Sttoke’s Antony confirms there was a lull in sales for reusable cups in 2020, but Sttoke has bounced back quickly in 2021, with people realising how much waste disposables have generated over the last year.

“We’ve always got new colours, designs, and products coming out to meet the wants and needs of customers looking for a reusable they will actually use again,” Antony says.

“We’ve introduced a little sustainability kit with a metal straw to use with their Sttoke Cup and have a new range of colours coming out in the lead up towards Christmas.”
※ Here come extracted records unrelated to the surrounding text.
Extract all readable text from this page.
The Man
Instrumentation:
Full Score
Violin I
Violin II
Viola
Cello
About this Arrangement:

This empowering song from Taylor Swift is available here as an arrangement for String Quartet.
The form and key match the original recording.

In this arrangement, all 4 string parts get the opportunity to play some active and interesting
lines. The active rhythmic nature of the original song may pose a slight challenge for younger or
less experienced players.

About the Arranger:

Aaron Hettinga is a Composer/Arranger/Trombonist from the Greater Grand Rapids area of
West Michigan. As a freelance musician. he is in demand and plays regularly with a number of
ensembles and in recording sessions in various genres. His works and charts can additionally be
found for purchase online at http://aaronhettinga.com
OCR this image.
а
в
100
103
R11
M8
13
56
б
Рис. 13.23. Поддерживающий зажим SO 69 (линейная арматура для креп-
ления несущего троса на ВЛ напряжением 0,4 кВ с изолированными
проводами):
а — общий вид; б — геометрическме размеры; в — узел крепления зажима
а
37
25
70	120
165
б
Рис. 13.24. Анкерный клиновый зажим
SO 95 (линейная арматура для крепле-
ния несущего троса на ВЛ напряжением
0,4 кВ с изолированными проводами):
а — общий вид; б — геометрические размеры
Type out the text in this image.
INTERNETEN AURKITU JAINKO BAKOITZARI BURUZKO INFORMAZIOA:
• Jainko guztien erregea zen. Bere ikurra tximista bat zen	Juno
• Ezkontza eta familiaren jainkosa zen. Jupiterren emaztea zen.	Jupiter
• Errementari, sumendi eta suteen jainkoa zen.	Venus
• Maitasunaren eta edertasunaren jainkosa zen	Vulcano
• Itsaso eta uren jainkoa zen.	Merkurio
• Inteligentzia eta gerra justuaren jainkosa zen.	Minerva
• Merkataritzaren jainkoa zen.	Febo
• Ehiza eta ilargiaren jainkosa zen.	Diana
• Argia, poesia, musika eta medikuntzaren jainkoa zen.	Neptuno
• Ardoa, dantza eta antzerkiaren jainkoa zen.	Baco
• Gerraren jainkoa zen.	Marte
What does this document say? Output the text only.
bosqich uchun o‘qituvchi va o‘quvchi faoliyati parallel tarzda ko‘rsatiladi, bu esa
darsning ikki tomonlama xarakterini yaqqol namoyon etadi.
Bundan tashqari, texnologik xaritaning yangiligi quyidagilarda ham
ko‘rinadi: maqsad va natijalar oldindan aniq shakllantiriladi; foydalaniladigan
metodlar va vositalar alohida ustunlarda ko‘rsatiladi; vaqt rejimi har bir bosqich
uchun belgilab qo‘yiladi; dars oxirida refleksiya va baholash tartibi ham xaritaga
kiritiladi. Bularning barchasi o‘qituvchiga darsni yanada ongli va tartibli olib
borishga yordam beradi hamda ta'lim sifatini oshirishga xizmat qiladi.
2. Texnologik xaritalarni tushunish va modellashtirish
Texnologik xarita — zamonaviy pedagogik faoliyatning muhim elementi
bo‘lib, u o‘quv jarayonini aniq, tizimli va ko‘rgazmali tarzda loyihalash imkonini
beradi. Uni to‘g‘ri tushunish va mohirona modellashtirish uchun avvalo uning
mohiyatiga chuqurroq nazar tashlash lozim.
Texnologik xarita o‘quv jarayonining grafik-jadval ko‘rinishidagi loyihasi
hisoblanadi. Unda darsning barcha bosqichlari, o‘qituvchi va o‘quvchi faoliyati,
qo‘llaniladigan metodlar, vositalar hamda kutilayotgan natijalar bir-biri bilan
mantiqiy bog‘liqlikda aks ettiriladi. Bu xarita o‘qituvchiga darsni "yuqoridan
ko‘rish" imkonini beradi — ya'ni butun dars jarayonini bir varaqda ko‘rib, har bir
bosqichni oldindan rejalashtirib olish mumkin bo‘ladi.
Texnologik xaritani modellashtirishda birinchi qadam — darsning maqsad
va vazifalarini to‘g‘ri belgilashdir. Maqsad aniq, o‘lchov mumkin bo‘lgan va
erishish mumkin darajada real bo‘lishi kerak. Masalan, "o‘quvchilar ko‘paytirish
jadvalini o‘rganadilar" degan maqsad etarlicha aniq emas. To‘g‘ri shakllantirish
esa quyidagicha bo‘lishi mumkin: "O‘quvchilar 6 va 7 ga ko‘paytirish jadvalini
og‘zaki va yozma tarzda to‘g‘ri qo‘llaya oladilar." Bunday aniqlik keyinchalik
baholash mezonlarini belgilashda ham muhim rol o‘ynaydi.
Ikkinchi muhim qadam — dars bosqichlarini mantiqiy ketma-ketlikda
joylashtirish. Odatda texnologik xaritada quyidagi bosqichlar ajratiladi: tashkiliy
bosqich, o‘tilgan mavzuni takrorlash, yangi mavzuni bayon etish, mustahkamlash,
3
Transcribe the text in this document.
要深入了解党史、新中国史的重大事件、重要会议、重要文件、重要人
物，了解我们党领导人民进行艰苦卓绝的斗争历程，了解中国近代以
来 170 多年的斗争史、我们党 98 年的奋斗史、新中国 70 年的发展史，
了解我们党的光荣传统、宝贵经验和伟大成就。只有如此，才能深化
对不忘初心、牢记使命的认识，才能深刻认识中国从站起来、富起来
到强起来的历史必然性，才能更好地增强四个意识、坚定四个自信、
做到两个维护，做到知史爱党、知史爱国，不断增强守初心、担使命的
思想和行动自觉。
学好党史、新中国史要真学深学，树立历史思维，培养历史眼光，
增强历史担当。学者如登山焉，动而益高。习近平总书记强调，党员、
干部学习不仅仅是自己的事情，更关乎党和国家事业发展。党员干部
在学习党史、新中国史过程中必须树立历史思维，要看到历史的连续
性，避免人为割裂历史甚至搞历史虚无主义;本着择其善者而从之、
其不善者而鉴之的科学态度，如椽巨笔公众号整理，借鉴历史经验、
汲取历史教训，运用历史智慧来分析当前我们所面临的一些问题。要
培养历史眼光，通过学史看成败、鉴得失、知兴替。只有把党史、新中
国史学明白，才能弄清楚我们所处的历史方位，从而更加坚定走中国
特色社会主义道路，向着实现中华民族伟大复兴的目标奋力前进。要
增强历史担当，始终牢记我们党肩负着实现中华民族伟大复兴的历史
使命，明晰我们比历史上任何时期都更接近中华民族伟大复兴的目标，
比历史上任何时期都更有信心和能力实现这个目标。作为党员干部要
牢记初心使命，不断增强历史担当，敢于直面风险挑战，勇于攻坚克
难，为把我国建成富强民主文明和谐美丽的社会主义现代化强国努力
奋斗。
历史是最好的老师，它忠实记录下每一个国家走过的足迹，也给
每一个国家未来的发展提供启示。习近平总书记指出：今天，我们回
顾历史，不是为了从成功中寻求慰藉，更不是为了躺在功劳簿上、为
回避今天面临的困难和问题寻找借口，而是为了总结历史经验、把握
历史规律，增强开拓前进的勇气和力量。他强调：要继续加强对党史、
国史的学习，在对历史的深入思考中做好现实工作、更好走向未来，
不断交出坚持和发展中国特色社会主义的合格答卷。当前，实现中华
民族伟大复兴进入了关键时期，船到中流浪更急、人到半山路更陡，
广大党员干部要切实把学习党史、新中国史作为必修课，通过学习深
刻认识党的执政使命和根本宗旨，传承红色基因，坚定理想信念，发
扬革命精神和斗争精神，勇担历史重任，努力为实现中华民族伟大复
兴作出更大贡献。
Sttoke is also in the process of attaining B Corp and Climate Neutral certification to provide another level of reassurance that using a Sttoke cup is the right thing to do.

“It’s not enough for us to just create a reusable cup and put it out there if it will still one day end up in landfill. Sttoke has thought ahead to the end of life of their cups and ensured they’re fully recyclable,” Antony says.

“Demand for reusables is only going to grow stronger as people become more aware of how they can contribute, reduce single usage, and improve their carbon footprint.”